FIG. 1 illustrates the present invention, and is an explanatory diagram showing a push-up member in a standby state.

FIG. 2 is an explanatory view showing a state in which a specific push-up member is in contact with a wafer.

FIG. 3 is an explanatory view showing a state in which a wafer is peeled off in sequence from one side to the other side due to a rise of a specific push-up member.

FIG. 4 is an explanatory view showing a state in which the wafer is separated from the mounting surface.

FIG. 5 shows a conventional example and is an explanatory view showing a state in which a wafer is pushed up by a full push-up member.
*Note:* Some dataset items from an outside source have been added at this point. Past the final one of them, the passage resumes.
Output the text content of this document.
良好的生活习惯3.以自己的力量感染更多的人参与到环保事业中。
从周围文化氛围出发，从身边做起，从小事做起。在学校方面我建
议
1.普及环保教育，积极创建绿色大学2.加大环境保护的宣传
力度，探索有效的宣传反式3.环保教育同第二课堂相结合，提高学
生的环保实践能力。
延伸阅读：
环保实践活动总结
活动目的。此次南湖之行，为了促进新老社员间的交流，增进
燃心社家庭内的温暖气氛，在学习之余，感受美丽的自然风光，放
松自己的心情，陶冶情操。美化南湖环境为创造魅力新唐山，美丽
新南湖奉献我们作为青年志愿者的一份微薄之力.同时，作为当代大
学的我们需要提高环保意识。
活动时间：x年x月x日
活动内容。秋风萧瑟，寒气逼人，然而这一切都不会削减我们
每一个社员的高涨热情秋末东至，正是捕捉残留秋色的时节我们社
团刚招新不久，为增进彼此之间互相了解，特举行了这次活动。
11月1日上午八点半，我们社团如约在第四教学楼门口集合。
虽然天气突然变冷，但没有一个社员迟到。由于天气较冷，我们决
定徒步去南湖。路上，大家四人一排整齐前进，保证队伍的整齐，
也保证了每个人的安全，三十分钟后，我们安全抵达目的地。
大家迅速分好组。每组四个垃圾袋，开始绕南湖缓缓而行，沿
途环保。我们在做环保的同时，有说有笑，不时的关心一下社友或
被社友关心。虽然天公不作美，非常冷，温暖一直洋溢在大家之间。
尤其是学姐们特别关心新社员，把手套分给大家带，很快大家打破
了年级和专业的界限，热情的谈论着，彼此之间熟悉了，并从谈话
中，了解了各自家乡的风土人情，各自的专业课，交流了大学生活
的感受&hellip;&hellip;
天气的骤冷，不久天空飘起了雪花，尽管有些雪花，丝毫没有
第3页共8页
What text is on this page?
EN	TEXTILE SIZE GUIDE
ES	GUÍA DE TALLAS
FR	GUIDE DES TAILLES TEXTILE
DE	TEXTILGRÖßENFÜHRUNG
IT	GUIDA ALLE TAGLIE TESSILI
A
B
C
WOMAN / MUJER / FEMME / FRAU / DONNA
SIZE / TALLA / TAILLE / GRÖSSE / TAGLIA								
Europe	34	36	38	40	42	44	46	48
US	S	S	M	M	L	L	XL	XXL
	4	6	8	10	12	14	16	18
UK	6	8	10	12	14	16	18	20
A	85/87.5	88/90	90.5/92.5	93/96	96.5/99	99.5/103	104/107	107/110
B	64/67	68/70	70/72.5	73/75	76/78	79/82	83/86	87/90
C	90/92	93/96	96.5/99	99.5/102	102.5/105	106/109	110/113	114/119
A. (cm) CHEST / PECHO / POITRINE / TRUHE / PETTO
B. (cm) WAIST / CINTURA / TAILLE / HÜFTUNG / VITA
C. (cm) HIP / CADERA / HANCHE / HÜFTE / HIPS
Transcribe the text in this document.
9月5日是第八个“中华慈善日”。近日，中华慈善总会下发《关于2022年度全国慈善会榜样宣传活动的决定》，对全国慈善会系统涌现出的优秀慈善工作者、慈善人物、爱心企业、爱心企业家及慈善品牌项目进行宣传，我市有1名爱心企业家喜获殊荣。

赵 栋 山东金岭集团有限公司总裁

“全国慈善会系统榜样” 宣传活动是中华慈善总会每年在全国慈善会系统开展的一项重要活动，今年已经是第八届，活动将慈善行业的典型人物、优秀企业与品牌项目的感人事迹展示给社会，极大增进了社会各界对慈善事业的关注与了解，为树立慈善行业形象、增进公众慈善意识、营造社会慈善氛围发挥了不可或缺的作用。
FIG. 6 shows a conventional example and is an explanatory view showing a state where a wafer is damaged.

[Explanation of symbols]

 1 Wafer 2 Electrostatic chuck 2a Mounting surface 2b Through hole 3 Push-up member

Claims (1)

[Claims] 1. An electrostatic chuck forced disengagement in which a plurality of push-up members are brought into contact with the lower surface of the outer peripheral portion of the wafer attracted to the mounting surface of the electrostatic chuck, and the wafer is pushed up by the push-up member to separate from the mounting surface. A method of forcibly releasing an electrostatic chuck, characterized in that a specific push-up member is brought into contact with a wafer and pushed up prior to another push-up member.